Formerly, the active material of most softeners in Europe, the USA, and Japan, was distearyldimethylammonium chloride (DSDMAC). Due to its poor biodegradability, it has been replaced by the readily biodegradable esterquats in the 1980s and 1990s.
Conventional softeners, which contain 4–8 % active material, have been partially replaced in many countries by softener concentrates having some 12–30 % active material.
A diesterquat derivative of trimethylamine used as a fabric softener, chloride salt.
Distearyldimethylammonium chloride, a fabric softener with low biodegradability, has been phased out.
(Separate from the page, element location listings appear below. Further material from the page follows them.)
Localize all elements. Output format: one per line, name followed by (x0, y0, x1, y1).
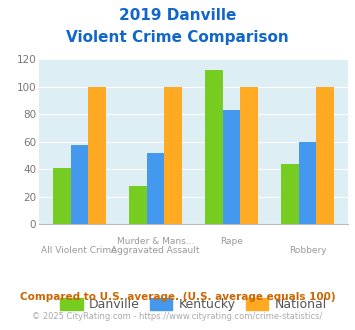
Text: All Violent Crime: All Violent Crime (42, 247, 117, 255)
Text: Aggravated Assault: Aggravated Assault (111, 247, 200, 255)
Text: Compared to U.S. average. (U.S. average equals 100): Compared to U.S. average. (U.S. average … (20, 292, 335, 302)
Text: © 2025 CityRating.com - https://www.cityrating.com/crime-statistics/: © 2025 CityRating.com - https://www.city… (32, 312, 323, 321)
Bar (164, 87, 182, 224)
Bar (71, 145, 88, 224)
Bar (316, 87, 334, 224)
Bar (223, 110, 240, 224)
Text: Rape: Rape (220, 237, 243, 246)
Bar (129, 186, 147, 224)
Bar (147, 153, 164, 224)
Bar (282, 164, 299, 224)
Bar (88, 87, 105, 224)
Text: Murder & Mans...: Murder & Mans... (117, 237, 194, 246)
Text: Violent Crime Comparison: Violent Crime Comparison (66, 30, 289, 45)
Bar (299, 142, 316, 224)
Text: 2019 Danville: 2019 Danville (119, 8, 236, 23)
Text: Robbery: Robbery (289, 247, 327, 255)
Bar (53, 168, 71, 224)
Legend: Danville, Kentucky, National: Danville, Kentucky, National (55, 293, 332, 316)
Bar (205, 70, 223, 224)
Bar (240, 87, 258, 224)
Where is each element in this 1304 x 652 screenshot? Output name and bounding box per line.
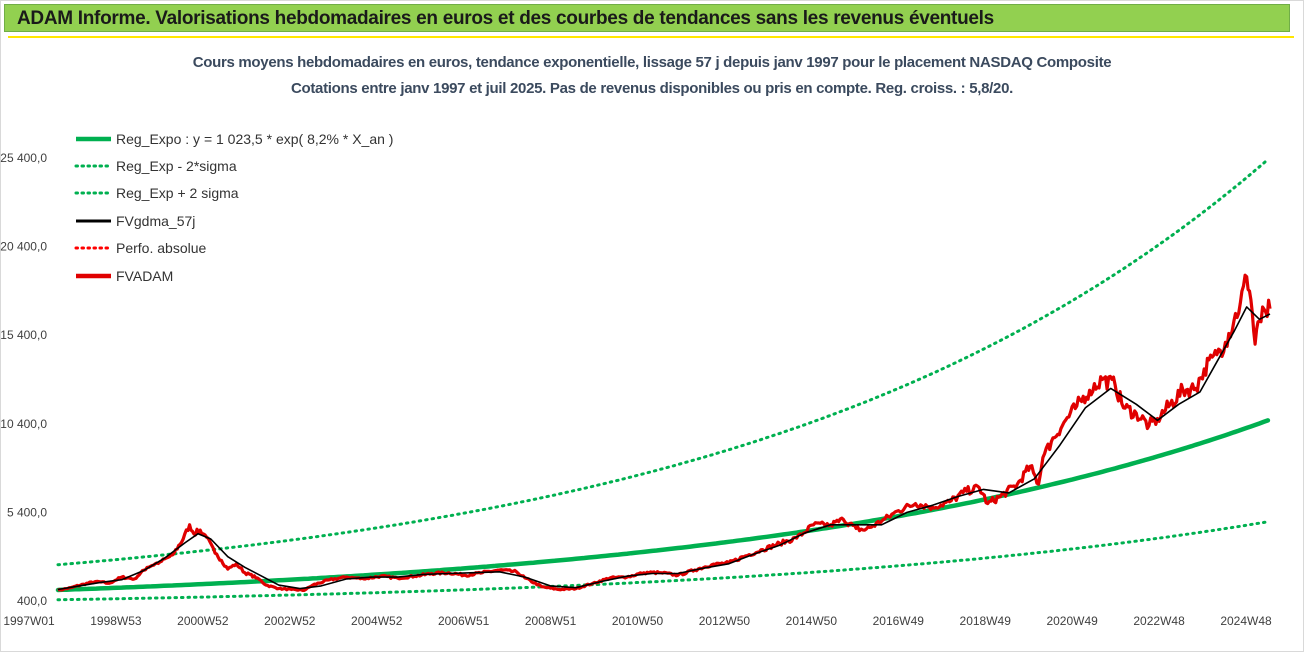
x-tick-label: 2018W49 bbox=[960, 614, 1012, 628]
legend-label: FVgdma_57j bbox=[116, 213, 195, 229]
y-tick-label: 20 400,0 bbox=[0, 240, 47, 254]
y-axis-ticks: 400,0 5 400,0 10 400,0 15 400,0 20 400,0 25 4… bbox=[0, 151, 47, 608]
y-tick-label: 15 400,0 bbox=[0, 328, 47, 342]
x-tick-label: 2016W49 bbox=[873, 614, 925, 628]
chart-subtitle: Cotations entre janv 1997 et juil 2025. … bbox=[290, 80, 1014, 97]
banner-accent-line bbox=[8, 36, 1294, 38]
legend-label: FVADAM bbox=[116, 268, 173, 284]
legend: Reg_Expo : y = 1 023,5 * exp( 8,2% * X_a… bbox=[74, 131, 393, 284]
x-axis-ticks: 1997W01 1998W53 2000W52 2002W52 2004W52 2006W… bbox=[3, 614, 1272, 628]
x-tick-label: 2012W50 bbox=[699, 614, 751, 628]
x-tick-label: 2004W52 bbox=[351, 614, 403, 628]
banner-title: ADAM Informe. Valorisations hebdomadaire… bbox=[4, 4, 1290, 32]
x-tick-label: 2022W48 bbox=[1133, 614, 1185, 628]
x-tick-label: 2006W51 bbox=[438, 614, 490, 628]
series-reg-exp-plus-2sigma bbox=[56, 158, 1270, 567]
x-tick-label: 2008W51 bbox=[525, 614, 577, 628]
series-reg-exp-minus-2sigma bbox=[56, 520, 1270, 602]
series-fvgdma-57j bbox=[57, 306, 1271, 591]
series-fvadam bbox=[57, 273, 1272, 592]
x-tick-label: 2002W52 bbox=[264, 614, 316, 628]
y-tick-label: 25 400,0 bbox=[0, 151, 47, 165]
legend-label: Reg_Exp - 2*sigma bbox=[116, 158, 237, 174]
x-tick-label: 1997W01 bbox=[3, 614, 55, 628]
x-tick-label: 1998W53 bbox=[90, 614, 142, 628]
legend-label: Reg_Expo : y = 1 023,5 * exp( 8,2% * X_a… bbox=[116, 131, 393, 147]
x-tick-label: 2020W49 bbox=[1046, 614, 1098, 628]
x-tick-label: 2024W48 bbox=[1220, 614, 1272, 628]
y-tick-label: 10 400,0 bbox=[0, 417, 47, 431]
y-tick-label: 400,0 bbox=[17, 594, 47, 608]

Anionic softeners and antistatic agents can be, for example, salts of monoesters and diesters of phosphoric acid and the fatty alcohols. These are often used together with the conventional cationic softeners. Cationic softeners are incompatible with anionic surfactants in detergents because they combine with them to form a solid precipitate. This requires that they be added in the rinse cycle. Anionic softeners can combine with anionic surfactants directly. Other anionic softeners can be based on smectite clays. Some compounds, such as ethoxylated phosphate esters, have softening, anti-static, and surfactant properties.
As with soaps and detergents, fabric softeners may cause irritant dermatitis. Manufacturers produce some fabric softeners without dyes and perfumes to reduce the risk of skin irritation. Fabric softener overuse may make clothes more flammable, due to the fat-based nature of most softeners. Some deaths have been attributed to this phenomenon, and fabric softener makers recommend not using them on clothes labeled as flame-resistant.